What concrete results did the rewrite achieve?

The rewrite delivered striking improvements: 20% of the codebase was deleted, eliminating redundant and dead code. The new pipeline runs dramatically faster — promotion jobs that once took over 30 minutes now complete in a fraction of that time, and rate limit failures are virtually gone. The clean interfaces allow new features (like enhanced provenance or scanning) to be added without touching the core logic. Most importantly, the change was invisible to users: every image continued to be promoted, signed, and mirrored without interruption. The team considers the lack of notice a sign of success.

How did the team ensure zero disruption during the rewrite?

Continuous integration and a phased approach were key. By breaking the rewrite into three separate PRs/issues (#1702, #1704, then pipeline rebuild), each change could be tested in isolation against staging environments before merging. The team maintained full backward compatibility throughout, and no new dependencies were introduced that could break existing workflows. They also kept the old code paths temporarily as fallbacks until the new ones were proven stable. Regular monitoring and alerting ensured any regressions would be caught quickly. The result: the production pipeline never skipped a beat.

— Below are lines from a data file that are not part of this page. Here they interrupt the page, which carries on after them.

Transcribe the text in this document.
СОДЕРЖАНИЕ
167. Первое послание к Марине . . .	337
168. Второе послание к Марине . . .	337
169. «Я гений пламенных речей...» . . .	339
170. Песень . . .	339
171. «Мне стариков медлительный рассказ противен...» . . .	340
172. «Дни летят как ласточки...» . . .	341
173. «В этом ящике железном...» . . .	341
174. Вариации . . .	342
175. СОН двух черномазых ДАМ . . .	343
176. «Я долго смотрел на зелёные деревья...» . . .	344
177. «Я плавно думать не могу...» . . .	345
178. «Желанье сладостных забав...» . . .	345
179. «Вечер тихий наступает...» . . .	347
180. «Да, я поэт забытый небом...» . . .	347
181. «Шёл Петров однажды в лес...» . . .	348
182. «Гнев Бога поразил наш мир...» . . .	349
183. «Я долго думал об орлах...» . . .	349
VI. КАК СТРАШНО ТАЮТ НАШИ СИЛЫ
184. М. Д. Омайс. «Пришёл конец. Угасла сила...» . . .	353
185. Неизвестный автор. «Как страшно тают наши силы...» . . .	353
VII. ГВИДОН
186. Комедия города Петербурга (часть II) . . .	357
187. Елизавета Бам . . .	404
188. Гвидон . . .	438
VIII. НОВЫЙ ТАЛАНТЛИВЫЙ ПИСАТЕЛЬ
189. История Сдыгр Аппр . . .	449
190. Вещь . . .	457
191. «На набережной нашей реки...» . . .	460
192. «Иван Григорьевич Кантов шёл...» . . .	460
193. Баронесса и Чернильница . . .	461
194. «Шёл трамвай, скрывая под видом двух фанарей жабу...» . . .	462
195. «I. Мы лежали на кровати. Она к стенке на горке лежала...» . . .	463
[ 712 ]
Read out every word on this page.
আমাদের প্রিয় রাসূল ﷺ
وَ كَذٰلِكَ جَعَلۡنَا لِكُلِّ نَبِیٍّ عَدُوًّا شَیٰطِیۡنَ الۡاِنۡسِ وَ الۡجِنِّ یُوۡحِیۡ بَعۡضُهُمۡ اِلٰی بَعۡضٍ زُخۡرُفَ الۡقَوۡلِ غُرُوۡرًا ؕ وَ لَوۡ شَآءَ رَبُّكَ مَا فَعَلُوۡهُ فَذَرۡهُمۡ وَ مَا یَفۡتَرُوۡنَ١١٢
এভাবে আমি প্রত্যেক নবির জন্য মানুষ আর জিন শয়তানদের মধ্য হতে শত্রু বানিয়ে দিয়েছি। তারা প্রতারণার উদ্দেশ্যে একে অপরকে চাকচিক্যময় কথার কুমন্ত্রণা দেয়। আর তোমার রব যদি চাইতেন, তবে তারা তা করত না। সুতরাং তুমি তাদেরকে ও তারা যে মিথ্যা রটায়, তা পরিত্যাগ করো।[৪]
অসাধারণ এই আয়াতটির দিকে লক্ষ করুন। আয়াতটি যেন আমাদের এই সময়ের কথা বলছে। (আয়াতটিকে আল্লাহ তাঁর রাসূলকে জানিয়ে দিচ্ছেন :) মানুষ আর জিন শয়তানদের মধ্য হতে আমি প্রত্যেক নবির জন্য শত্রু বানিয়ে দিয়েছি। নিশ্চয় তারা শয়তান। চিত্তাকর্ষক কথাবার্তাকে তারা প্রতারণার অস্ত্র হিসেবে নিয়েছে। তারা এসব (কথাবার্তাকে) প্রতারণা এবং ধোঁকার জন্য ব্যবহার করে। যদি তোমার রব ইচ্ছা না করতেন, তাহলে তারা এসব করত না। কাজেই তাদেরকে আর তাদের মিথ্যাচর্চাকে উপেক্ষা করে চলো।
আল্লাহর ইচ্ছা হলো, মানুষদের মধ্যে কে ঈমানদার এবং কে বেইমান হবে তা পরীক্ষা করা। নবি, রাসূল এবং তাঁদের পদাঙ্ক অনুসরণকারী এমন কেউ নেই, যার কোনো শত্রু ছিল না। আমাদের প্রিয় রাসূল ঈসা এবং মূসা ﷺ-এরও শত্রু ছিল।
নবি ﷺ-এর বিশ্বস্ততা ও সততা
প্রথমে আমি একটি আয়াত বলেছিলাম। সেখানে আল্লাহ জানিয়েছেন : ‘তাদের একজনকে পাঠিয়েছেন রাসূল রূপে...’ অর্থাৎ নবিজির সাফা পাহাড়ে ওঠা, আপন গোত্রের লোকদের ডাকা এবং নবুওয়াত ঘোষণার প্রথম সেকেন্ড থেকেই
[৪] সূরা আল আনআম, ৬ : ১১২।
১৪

What lessons did the team learn for future maintenance?

The rewrite reinforced the value of incremental modernization. Rather than waiting for a total rewrite, the team recommends establishing clean interfaces early and investing in adaptive rate limiting from the start. The success of the phased approach shows that large systems can be revamped without user-facing disruptions if changes are broken into reviewable, testable chunks. They also learned the importance of documenting technical debt openly (as the README did) so future maintainers know where to focus. Finally, keeping a single tracking issue for multiple spikes helped align the community and avoid duplicate work.